Tre punti di sospensione che fanno da preludio ad un discorso, ad un enfatica scorribanda di emozioni dialogiche. Non sa di preciso cosa va cercando la donna alto borghese Catherine (Fanny Ardant) quando apre quella porta verso il mondo dipinto di rosso di Marlene (Emmanuelle Béart). Sua la necessità di recuperare un matrimonio apparentemente perduto, o almeno, al pensiero di un marito che si sdoppia per dare amore ad altre donne, il tentativo di conoscere l’altro lato dell’uomo che ha sposato, quello capace anche di andare con le prostitute e di dire loro infinite volgarità. È la Béart stessa, dopo ripetuti confronti con ‘professioniste dell’intrattenimento spinto’ ad affermare che quello che più gli uomini cercano nelle loro improvvisate partner è un dialogo, il più irrequieto ed incontrollato possibile.
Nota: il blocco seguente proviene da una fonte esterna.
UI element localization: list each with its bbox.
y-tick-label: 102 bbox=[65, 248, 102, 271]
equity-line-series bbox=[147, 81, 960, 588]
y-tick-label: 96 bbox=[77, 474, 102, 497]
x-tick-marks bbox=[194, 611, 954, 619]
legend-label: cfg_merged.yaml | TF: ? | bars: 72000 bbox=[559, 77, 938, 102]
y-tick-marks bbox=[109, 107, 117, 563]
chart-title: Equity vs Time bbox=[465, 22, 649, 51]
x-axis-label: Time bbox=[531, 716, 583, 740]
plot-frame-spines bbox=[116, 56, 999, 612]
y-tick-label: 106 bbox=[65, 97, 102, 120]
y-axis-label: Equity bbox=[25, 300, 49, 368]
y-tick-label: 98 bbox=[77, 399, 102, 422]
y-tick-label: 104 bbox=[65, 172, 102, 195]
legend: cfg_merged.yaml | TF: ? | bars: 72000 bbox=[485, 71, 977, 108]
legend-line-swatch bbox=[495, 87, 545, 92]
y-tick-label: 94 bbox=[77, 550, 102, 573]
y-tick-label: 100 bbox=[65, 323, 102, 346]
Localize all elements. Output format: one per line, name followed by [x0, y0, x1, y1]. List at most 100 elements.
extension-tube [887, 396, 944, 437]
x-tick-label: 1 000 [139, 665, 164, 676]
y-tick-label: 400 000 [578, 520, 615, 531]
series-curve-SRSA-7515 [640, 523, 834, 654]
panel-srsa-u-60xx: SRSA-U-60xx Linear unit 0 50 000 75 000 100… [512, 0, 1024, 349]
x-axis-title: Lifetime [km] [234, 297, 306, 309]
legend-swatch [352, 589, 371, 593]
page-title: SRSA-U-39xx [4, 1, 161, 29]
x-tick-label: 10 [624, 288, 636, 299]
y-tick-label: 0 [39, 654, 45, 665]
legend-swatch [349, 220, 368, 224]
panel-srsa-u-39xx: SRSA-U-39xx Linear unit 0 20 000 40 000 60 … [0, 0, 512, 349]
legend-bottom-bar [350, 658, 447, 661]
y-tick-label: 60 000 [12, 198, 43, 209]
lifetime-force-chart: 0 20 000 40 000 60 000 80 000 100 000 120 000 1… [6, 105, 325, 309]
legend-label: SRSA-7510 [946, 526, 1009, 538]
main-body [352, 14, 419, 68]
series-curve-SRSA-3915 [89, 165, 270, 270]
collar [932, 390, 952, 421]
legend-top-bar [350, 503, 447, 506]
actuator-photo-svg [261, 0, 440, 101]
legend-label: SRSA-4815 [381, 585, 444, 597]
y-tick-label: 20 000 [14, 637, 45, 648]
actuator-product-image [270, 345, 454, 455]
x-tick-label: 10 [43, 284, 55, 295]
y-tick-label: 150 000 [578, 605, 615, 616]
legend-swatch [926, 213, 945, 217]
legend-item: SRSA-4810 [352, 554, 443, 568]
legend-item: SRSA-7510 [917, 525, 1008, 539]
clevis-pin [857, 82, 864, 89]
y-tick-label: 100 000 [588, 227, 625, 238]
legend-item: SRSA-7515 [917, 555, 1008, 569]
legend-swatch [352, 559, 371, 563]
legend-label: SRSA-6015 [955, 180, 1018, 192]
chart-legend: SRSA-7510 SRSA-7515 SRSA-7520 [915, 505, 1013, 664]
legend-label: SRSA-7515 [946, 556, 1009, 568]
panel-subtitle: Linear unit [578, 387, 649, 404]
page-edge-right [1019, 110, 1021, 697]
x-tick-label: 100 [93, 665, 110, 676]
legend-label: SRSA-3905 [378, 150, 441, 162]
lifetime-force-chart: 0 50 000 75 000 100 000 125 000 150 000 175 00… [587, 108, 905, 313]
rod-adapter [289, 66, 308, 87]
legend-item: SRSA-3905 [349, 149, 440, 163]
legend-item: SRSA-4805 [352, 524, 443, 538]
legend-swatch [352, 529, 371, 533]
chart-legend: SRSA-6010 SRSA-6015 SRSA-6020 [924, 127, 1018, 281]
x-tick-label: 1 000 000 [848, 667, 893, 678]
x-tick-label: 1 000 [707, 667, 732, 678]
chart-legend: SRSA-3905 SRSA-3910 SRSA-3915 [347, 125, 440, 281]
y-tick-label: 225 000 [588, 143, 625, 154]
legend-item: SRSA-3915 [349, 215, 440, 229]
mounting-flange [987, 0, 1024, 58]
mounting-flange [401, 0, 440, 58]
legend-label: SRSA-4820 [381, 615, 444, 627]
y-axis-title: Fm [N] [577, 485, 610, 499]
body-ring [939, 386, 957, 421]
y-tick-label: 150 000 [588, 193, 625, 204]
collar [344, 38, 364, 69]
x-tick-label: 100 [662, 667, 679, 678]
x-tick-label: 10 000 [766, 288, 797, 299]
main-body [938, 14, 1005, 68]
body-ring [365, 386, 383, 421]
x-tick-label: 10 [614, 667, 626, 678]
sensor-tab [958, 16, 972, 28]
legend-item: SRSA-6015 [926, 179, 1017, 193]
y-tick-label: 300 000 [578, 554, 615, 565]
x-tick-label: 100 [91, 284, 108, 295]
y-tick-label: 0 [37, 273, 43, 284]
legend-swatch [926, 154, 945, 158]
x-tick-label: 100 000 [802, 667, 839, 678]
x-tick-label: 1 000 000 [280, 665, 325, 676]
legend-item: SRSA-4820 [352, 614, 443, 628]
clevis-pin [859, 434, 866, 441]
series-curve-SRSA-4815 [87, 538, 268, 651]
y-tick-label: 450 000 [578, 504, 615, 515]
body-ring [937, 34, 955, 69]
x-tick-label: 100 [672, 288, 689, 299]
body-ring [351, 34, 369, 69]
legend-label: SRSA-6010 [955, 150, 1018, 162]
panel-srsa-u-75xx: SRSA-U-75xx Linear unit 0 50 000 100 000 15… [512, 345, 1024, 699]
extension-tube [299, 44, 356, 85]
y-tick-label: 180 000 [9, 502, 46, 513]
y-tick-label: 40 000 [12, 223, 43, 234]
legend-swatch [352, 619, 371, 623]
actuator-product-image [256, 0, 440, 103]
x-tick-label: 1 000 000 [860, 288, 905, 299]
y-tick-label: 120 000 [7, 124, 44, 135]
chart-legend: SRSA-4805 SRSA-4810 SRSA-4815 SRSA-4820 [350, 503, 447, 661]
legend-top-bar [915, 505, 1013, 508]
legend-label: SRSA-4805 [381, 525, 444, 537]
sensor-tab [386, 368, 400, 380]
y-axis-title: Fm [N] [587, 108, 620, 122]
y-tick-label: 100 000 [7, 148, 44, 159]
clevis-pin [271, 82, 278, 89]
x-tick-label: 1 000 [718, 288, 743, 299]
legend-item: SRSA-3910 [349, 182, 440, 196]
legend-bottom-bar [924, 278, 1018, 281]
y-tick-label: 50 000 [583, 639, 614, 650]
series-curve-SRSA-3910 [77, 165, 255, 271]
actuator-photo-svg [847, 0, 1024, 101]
Ed è proprio questo che Marlene, ribattezzata come Nathalie, offre alla sua nuova cliente: parole, racconti particolareggiati di ripetuti amplessi, di un rapporto che si fa sempre più insistente e vissuto. Gli uomini che vanno con le prostitute «Trovano persone – afferma la Béart – che si piegano alle loro fantasie rinunciando completamente ai propri desideri», assistono quindi ad una vera e propria rinuncia alla propria identità, ecco la necessità di Marlene di venire ribattezzata.

La regista Anne Fontaine, ripercorrendo i languori narrativi del romanzo di Philippe Blasband, si perde in un erotismo dialogico che non ha nulla da invidiare ad altri ben più fisici incontri di corpi: il gioco di parole, di sussurri e di silenzi/attese rende perfettamente l’idea, anche per merito di una Béart, artista di un erotismo delle ombre. Eppure Nathalie non può essere classificato come un film erotico/sentimentale, bensì ha i ricami narrativi di un “thriller del sentimento”, dove indizi disseminati lungo il percorso conducono ad una svolta narrativa necessaria quanto intuibile dove il cacciatore diventa preda lui stesso delle sue trame. La Béart mente affermando di scegliere i suoi ruoli con l’istinto: le sue parti sono simili, complementari, consecutive. Quel “risveglio dei sentimenti” tanto vagheggiato da Claude Sautet e sublimato da Rivette, trova una semplice e sussurrata eco, anche in Anne Fontaine, e trova in lei, Emmanuelle, l’unica ed assoluta artefice. In lei Sautet ha riscoperto l’amore per la vita, oltre che l’amore per il cinema.